'Maintain, don't gain' approach might work better for obese black women

Historically, programs aimed at helping black women lose weight are not as successful as interventions used on black men, white men or white women.

But new research from Duke University suggests that a "maintain, don't gain" approach – a tactic that could help prevent health problems that occur as a result of obesity-related disease – could work better for this population.

The study

The study included 194 premenopausal black women between the ages of 25 and 44. Ninety-seven women were randomly placed in a primary care-based intervention program, while the other 97 women received usual care and general weight-loss counseling from their physicians. Both groups were simply asked to maintain their weights for the duration of the study.

Women in the intervention group received individualized goals and physical activity recommendations through a health coach and were also given access to a gym.

At the 12-month mark, the intervention group showed stabilization in weight, while the usual care group gained weight. This pattern continued after 18 months.

Is prevention better than nothing?

The study's authors claim that many weight-loss regimes can be too overwhelming to implement effectively, leading to yo-yo weight loss and gain.

Lead author Gary Bennett, an associate professor of psychology and neuroscience and global health at Duke, explained:

Many people go to great lengths to lose weight when their doctor recommends it. They may try a series of diets or join a gym or undergo really complex medical regimens. The complexity of these treatments can make it difficult for many to lose a sufficient amount of weight.

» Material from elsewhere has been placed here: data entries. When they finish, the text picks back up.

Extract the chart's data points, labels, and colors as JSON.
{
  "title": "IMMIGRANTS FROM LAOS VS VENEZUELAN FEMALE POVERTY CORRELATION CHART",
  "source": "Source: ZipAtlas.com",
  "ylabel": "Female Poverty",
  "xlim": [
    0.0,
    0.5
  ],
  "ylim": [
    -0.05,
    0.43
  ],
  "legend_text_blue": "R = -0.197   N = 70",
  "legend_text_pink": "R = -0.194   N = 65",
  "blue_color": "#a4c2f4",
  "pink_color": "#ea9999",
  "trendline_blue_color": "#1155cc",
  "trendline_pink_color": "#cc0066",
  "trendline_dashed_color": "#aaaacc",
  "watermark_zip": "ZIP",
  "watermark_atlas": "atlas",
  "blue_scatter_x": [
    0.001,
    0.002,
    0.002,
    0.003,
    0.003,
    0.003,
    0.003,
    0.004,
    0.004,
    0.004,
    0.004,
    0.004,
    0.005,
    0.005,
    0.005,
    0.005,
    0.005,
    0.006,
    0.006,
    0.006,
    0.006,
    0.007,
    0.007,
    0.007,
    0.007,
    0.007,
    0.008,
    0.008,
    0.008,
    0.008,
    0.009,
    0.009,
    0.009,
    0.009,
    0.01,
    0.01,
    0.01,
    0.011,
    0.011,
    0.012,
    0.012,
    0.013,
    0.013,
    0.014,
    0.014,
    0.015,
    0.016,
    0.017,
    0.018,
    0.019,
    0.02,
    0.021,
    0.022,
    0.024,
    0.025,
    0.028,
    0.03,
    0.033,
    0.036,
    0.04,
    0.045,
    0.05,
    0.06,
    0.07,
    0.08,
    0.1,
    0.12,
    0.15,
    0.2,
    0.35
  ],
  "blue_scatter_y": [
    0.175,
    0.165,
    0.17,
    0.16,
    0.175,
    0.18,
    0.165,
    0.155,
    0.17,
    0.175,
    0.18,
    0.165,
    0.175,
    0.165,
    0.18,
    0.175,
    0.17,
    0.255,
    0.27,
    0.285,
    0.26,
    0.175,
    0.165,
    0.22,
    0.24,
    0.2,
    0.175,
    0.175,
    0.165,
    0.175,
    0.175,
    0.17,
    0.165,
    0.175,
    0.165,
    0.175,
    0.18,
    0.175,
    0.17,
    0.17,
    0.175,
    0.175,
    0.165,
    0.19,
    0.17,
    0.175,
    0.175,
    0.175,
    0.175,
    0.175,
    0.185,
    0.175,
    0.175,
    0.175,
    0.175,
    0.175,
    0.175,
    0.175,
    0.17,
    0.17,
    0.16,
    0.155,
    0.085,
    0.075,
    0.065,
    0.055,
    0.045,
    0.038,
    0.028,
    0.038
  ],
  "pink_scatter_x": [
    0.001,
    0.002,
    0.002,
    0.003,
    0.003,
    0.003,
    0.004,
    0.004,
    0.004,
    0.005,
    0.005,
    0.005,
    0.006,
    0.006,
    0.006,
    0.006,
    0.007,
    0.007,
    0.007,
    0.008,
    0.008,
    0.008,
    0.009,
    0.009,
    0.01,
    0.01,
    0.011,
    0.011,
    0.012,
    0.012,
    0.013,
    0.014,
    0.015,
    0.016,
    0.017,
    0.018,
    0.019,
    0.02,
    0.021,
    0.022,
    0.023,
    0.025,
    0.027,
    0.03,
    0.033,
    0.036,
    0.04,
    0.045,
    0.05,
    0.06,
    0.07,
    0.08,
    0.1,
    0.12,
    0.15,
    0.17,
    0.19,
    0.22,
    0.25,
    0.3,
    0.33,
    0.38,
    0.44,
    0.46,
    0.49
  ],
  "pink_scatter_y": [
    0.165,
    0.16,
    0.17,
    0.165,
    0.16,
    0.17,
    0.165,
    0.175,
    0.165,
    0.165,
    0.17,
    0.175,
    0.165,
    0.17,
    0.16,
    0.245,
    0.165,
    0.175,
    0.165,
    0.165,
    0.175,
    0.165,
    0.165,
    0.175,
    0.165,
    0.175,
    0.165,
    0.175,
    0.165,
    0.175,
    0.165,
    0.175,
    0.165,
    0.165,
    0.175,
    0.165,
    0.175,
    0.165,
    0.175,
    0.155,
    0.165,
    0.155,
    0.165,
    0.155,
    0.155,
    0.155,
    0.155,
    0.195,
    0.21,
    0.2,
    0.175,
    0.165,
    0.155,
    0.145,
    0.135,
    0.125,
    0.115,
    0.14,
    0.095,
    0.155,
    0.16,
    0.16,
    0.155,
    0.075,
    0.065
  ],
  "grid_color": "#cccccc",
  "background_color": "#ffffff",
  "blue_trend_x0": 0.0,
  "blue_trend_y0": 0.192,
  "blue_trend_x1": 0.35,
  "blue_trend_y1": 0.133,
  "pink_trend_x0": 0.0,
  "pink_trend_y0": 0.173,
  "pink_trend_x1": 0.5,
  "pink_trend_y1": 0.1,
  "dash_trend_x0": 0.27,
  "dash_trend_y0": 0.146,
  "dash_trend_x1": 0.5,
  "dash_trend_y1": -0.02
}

The study cited other research showing that slightly obese premenopausal black women have fewer risks for developing chronic diseases than obese white people or people from other racial groups. But by the time they reach ages 40-59, black women have twice the rate of obesity than white women and much higher rates of chronic disease. Preventing weight gain during the premenopausal years, therefore, could reduce this population's risk for developing health problems like diabetes, high cholesterol, cardiovascular disease and some cancers, the authors said.

Since preventing weight gain is easier than trying to lose weight, Bennett said, black women might be particularly responsive to a "maintain, don't gain" message about their weight.

"We could reduce these health risks if women simply maintained their current weight," he said. "Fortunately, it's much easier to maintain weight than it is to lose it. We think this 'maintain, don't gain' approach can help some women reduce their risk of obesity-related chronic disease."

Results of the study are published in JAMA Internal Medicine.